An IBM Research team recently designed a system that monitors changes in hand movements brought on by old age and neurodegenerative disorders. The system detects the patient’s grip and handling strength and allows physicians to track the progress of the disease and make better care decisions. It evaluates daily movements—opening a jar or cutting with a knife—and analyzes the data from these manual activities, pointing physicians to health problems related to a number of diseases, including schizophrenia.
The system includes a small device worn on the fingertip, a smart watch with a dedicated application and an artificial intelligence algorithm. The device can recognize reaction time, and hand and finger movements, as well as the strength of the grip. The technology can be used in many other applications since gripping force is useful in assessing heart disease progression and detecting psychological stress. The system could also inspire an innovation for quadriplegics.
Description and Operation
The device includes strain gauges mounted with an accelerometer and connected to a microcontroller and a battery. The researchers chose to apply it on the nail because its surface is hard and can provide good adhesion. Stability of the device is crucial because it ensures the detection of several parameters. The gauges are placed on the nail, on the part of the finger that is responsible for haptic perception. It is also an area connected to the palm of the hand that performs the gripping action. Whenever a hand gesture is made, the nail distorts very slightly, by a few microns.
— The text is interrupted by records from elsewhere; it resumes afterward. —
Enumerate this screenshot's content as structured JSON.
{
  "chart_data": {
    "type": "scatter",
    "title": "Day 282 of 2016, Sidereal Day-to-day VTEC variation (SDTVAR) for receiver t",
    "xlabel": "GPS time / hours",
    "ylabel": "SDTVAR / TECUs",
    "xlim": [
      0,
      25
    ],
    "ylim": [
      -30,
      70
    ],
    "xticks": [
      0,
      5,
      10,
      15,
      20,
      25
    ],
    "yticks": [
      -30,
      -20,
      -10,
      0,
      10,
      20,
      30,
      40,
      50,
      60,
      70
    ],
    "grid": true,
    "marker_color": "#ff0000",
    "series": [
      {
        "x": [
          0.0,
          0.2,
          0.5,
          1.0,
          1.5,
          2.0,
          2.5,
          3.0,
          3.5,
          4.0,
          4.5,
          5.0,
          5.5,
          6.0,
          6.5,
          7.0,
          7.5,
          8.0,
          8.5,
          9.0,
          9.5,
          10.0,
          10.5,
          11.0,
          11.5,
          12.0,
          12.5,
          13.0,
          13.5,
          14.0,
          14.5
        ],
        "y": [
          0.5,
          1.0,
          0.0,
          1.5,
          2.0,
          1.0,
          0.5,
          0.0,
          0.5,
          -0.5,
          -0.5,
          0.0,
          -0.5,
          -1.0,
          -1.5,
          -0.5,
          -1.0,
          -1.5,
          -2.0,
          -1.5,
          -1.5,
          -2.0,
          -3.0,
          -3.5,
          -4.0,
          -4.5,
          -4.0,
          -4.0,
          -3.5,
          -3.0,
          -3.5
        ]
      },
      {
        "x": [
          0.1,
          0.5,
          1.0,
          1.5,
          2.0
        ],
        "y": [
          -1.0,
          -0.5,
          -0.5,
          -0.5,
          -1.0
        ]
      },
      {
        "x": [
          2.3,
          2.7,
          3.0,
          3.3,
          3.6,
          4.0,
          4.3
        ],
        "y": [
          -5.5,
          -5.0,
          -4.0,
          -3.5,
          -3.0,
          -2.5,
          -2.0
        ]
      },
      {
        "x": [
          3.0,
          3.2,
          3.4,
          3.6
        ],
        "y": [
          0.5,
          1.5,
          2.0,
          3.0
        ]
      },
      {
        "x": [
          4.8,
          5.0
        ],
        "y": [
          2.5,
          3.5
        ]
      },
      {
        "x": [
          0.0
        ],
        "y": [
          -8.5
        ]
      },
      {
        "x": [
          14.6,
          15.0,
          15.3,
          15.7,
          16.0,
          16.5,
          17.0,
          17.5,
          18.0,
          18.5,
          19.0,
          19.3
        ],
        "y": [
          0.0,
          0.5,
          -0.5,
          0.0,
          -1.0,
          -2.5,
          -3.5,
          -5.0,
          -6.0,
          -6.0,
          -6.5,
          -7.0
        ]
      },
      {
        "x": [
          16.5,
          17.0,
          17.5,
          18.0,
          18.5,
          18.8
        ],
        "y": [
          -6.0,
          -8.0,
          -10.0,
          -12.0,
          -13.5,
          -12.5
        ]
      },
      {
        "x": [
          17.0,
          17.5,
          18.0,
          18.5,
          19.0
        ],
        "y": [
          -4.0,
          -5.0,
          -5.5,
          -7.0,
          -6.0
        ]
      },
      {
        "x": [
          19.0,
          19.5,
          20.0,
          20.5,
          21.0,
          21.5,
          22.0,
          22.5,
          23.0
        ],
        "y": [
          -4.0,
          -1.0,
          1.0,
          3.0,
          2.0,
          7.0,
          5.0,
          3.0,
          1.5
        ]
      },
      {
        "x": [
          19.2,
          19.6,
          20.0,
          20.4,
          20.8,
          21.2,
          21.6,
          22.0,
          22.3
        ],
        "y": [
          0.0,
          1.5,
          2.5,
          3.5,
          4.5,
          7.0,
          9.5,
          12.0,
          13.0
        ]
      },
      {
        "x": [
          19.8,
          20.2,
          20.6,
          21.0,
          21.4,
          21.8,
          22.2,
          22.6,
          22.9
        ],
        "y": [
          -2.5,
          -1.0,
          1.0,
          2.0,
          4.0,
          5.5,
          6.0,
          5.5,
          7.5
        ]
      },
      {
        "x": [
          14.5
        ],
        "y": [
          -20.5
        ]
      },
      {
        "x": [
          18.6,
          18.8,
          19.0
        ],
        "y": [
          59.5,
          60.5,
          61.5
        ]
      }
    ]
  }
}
This distortion, invisible to the naked eye, is measured by the strain gauges. The accelerometer is a sensor that measures linear acceleration and it is used to measure hand movement and speed. The microcontroller, positioned on the skin of the finger, is used to collect data from the accelerometer and gauges. It also plays the role of antenna, sending the data to the watch. The watch, in turn, sends its results to a cloud database. It uses machine learning to evaluate bradykinesia, tremors and dyskinesia, symptoms of Parkinson’s disease.
Tests have shown that the system can recognize activities performed by the patient, which involve pronation and supination, such as turning a key or a door handle or using a screwdriver. It can also detect a more complex activity like writing with the finger.
The study entitled “Wearable Nail Deformation Sensing for Behavioral and Biomechanical Monitoring and Human-Computer Interaction” was published in Scientific Reports on December 21, 2018. It was co-authored by Katsuyuki Sakuma, Avner Abrami, Gaddi Blumrosen, Stanislav Lukashov, Rajeev Narayanan, Joseph W. Ligman, Vittorio Caggiano and Stephen J. Heisig.